Monday! What have we today? Juliet Stevenson is performing down the way at the Young Vic in Samuel Beckett’s Happy Days. X simply adores Ms Stevenson, and is crestfallen that there are no tickets for sale online. So we wander down the street to see if she can work her “Poor elderly me” routine on the box office staff. Alas, they prove immune to her valiant attempts. The run is sold out past the time we leave town.

Juliet Stevenson in Beckett's Happy Days

Juliet Stevenson in Beckett’s Happy Days

We then wander up Lower Marsh to Westminster Road to hop a bus to Tate Britain. We’re to meet A there, and artist met some years ago with whom Pawn has kept up. A is preparing to shoot a young couple’s portrait in the style of David Hockney’s Mr and Mrs Clark and Percy, and we made plans to meet her at the painting in the Tate’s new Walk Through British Art exhibit (gallery 1960), where it rests near a stunning Francis Bacon triptych and Brancusi and Moore and so much more.

Mr and Mrs Clark and Percy

Mr and Mrs Clark and Percy

Test photo

Test photo

A looks dashing with her stylish artist hairdo bundled off to the side in a ribbon, and her dangling camera bag. She forces us to pose before the painting, miming that we’re holding the main figures up in our arms, while she backs up to some delicate sculpture or other and dares the guards to restrain her from snapping photo after photo. If she shares any of those, we’ll post them here.

We proceeded to survey the history of British art from 1970 (the next gallery) back to 1930, then crossed over to 1540 and worked our way forward from there. A was quite determined that we do things in proper order, but then couldn’t wait to escape from the 1800s.

A takes photos, that's what she does

A takes photos, that’s what she does

A break for tea and we continued on with Chris Shaw and Moriyama: Before and After Night Porter. This is a brilliant exhibit of photographers Shaw and Daido Moriyama and their separate but similar (philosophically) work. Shaw showed three portfolio, including his suburban housing estate series, Sandy Hill Estate, the wonderful Life As A Night Porter and the new Weeds Of Wallasey. Moriymama’s contribution is more sober and painful. We loved it all.

NightPorter_0006 500

Our art-itites sated, we grabbed the tube up to Euston Square and a quick bite at Crown & Anchor before ducking into New Diorama Theatre for the last of two performances of a new work, Missing by (e)ngineer Theatre Collective.

Missing Poster

Missing Poster

This is a difficult work, and difficult to explain. This young company prides themselves on their deeply collaborative method — the members list themselves as “devisers” in the program — and have brought that to bear fully here. The subject is the title, and has to do with a statistic cited in a news report a few years back, that 275,000 people go missing each year in the UK. This is the population of Plymouth, and a truly daunting number. Now, of course, many if not most return to their homes, families, lives, still others are found dead — murdered, suicide, accident, natural death — but some are never heard from again. This work focuses on a select few cases and recreates, from interviews, the emotional roller-coaster the families and friends of the lost are subjected to.

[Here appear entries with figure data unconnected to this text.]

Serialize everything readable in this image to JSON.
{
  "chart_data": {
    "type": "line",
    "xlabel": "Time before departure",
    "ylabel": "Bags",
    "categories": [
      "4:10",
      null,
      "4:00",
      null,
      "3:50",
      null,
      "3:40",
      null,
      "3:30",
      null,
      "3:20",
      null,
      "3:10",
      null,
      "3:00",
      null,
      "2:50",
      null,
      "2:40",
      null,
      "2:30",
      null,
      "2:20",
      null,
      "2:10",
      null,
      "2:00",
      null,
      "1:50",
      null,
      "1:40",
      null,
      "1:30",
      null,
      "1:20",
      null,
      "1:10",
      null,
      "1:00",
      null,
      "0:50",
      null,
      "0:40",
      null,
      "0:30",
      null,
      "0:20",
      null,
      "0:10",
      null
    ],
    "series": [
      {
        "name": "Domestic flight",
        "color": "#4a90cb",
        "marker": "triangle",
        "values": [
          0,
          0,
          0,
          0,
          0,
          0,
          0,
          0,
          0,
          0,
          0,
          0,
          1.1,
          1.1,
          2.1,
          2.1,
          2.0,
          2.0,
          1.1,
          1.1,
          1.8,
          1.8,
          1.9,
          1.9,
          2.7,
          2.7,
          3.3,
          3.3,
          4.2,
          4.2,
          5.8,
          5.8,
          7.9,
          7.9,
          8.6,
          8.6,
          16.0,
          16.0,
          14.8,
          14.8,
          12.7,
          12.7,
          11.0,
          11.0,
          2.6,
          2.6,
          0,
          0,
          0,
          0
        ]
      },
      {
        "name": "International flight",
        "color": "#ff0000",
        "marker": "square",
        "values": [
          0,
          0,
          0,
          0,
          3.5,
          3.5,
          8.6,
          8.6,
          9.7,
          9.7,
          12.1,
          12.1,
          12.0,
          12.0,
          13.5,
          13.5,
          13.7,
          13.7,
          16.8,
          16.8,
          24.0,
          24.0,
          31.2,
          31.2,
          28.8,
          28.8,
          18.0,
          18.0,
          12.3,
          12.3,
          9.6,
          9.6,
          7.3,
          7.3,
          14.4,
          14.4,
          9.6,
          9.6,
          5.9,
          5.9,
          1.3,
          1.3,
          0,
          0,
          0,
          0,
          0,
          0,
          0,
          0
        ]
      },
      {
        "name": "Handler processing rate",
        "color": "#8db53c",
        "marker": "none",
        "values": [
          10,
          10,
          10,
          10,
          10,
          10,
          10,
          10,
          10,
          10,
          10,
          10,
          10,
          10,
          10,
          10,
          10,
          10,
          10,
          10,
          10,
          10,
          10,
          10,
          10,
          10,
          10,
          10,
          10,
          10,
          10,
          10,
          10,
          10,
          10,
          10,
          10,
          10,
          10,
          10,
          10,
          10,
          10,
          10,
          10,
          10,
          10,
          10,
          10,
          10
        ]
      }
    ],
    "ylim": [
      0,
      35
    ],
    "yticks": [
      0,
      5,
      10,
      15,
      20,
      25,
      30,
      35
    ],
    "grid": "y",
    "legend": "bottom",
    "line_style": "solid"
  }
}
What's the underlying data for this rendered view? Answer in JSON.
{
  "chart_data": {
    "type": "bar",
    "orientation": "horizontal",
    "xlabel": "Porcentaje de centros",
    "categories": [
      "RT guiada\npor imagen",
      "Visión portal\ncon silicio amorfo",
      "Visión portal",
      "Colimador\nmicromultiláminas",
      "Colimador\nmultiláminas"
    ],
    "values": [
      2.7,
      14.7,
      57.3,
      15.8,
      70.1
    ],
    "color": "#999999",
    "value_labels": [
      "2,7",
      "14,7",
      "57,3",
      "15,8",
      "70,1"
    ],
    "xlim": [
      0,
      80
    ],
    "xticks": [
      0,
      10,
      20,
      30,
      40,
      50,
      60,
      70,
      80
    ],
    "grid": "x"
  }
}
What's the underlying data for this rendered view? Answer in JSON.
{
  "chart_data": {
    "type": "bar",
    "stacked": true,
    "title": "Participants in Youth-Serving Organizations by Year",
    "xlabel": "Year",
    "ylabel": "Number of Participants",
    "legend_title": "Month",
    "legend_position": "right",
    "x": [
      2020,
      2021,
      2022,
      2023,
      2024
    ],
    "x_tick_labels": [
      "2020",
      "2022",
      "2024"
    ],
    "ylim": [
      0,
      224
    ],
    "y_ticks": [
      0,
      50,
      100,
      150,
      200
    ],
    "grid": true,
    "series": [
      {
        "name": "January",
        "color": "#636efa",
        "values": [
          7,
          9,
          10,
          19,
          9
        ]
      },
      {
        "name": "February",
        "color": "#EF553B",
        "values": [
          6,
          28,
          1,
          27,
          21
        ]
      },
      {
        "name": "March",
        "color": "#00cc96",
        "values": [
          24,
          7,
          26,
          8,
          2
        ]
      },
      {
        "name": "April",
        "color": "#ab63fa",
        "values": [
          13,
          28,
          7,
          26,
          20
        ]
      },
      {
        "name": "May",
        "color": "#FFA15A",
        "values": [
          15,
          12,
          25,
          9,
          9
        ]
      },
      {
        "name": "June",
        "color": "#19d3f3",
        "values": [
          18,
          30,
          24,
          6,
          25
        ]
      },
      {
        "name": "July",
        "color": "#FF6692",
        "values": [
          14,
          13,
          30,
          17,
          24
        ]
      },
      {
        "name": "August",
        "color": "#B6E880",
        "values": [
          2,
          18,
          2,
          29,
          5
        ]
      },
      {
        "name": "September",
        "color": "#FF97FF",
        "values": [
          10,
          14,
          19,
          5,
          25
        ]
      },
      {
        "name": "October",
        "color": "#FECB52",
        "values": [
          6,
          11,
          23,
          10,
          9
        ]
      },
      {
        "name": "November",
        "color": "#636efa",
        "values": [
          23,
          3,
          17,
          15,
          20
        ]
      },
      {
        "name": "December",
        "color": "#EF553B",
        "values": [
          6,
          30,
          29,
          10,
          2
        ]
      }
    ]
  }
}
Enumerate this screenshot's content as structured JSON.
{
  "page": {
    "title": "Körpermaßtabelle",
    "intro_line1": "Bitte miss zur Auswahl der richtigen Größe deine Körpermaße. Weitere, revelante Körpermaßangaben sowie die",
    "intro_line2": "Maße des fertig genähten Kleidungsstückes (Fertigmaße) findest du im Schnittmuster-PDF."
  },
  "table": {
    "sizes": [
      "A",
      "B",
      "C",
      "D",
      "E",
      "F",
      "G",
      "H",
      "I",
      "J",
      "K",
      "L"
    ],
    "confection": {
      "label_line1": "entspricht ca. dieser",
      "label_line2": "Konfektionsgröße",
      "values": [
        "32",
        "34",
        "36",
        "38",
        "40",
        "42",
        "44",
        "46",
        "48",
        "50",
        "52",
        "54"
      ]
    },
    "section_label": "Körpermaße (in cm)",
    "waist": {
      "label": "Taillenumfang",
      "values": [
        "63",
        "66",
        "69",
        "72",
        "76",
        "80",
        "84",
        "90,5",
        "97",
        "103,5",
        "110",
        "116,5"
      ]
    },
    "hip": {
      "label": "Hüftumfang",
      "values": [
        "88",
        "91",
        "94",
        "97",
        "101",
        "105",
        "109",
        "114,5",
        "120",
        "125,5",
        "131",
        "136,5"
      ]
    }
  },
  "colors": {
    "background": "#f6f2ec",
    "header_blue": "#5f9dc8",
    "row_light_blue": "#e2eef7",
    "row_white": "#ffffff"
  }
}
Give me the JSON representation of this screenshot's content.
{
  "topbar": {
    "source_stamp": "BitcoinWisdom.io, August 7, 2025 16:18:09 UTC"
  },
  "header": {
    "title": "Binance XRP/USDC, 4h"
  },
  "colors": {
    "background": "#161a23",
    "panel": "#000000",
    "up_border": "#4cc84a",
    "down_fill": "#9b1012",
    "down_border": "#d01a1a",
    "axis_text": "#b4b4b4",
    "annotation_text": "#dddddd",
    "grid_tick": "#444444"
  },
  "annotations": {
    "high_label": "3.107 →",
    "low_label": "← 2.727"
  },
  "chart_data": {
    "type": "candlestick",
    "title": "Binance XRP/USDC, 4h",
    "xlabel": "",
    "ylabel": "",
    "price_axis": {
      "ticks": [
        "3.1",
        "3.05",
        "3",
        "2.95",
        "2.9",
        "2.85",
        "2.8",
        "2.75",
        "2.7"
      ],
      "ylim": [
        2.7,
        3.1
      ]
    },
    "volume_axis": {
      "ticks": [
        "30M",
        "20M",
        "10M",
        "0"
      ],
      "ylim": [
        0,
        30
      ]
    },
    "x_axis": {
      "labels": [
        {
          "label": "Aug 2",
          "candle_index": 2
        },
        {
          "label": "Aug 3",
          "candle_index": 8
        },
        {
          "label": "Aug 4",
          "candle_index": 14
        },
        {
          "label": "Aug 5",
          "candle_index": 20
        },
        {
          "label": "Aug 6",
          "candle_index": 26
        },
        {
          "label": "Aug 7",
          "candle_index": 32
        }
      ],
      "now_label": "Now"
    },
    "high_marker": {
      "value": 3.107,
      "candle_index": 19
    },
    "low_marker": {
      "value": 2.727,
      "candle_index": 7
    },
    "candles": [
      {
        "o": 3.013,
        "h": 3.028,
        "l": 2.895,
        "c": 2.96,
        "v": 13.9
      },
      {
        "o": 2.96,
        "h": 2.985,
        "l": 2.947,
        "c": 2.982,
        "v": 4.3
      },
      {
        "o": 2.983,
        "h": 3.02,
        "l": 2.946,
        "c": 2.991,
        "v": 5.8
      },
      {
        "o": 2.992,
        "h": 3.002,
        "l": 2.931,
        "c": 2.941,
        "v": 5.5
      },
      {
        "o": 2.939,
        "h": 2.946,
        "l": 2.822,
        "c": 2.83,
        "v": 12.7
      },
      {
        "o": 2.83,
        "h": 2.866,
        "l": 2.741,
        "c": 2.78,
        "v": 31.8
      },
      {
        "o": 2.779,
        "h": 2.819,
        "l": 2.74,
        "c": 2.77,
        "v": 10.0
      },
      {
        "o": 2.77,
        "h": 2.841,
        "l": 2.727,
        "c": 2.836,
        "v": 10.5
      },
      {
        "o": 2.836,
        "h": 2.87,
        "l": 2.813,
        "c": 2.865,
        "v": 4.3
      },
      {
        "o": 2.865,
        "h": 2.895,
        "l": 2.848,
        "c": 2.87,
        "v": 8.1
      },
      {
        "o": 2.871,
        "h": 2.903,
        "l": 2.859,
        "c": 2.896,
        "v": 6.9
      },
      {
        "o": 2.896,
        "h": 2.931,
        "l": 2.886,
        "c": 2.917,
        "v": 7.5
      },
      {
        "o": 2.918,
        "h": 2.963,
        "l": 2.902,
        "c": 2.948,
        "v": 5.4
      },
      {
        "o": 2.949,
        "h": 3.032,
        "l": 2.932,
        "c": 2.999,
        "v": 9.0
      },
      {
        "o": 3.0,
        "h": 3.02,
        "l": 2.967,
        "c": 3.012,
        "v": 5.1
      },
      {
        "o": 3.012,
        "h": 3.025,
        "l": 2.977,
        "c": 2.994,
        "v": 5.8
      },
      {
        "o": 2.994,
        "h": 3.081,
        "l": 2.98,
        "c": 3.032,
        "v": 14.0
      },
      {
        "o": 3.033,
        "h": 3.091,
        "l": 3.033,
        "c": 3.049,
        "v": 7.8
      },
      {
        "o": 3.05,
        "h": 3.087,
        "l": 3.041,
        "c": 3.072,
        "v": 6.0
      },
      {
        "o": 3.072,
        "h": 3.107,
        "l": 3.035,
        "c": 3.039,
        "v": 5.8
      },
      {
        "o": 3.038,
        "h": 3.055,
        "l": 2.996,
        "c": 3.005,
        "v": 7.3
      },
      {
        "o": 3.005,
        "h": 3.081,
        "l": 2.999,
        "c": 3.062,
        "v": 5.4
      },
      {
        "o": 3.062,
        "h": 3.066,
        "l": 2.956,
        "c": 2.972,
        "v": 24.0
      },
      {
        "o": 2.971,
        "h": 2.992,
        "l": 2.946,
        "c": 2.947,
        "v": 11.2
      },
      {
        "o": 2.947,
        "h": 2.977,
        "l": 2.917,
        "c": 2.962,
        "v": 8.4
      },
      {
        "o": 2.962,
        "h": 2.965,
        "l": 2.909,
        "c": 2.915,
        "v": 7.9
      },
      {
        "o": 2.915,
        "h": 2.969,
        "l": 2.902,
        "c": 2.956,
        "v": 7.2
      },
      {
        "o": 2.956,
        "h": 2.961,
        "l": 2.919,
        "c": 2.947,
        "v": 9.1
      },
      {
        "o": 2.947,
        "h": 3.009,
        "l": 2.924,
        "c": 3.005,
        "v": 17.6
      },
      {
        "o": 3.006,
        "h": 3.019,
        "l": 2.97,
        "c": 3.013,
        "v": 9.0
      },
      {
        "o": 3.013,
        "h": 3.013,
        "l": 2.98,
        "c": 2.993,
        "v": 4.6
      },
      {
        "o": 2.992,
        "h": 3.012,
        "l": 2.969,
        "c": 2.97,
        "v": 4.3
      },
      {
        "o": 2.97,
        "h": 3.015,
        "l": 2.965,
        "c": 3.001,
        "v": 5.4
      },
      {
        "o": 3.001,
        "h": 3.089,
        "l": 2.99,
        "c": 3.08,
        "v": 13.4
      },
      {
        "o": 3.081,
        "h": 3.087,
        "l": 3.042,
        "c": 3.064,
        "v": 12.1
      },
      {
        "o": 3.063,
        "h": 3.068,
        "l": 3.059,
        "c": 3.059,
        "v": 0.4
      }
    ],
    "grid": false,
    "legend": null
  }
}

missing-by-engineer-theatre-collective

There is no way in a brief blog post I can convey the intensity of this wallow in pathos. We all were deeply moved and left positive feedback on their questionnaire. The sound was poor — the right speaker kept cutting in and out, and when working sounded blown — but as this seems to be a mid-process workshop phase, one can’t complain too much. I have high hopes for this work, and for the young company behind it.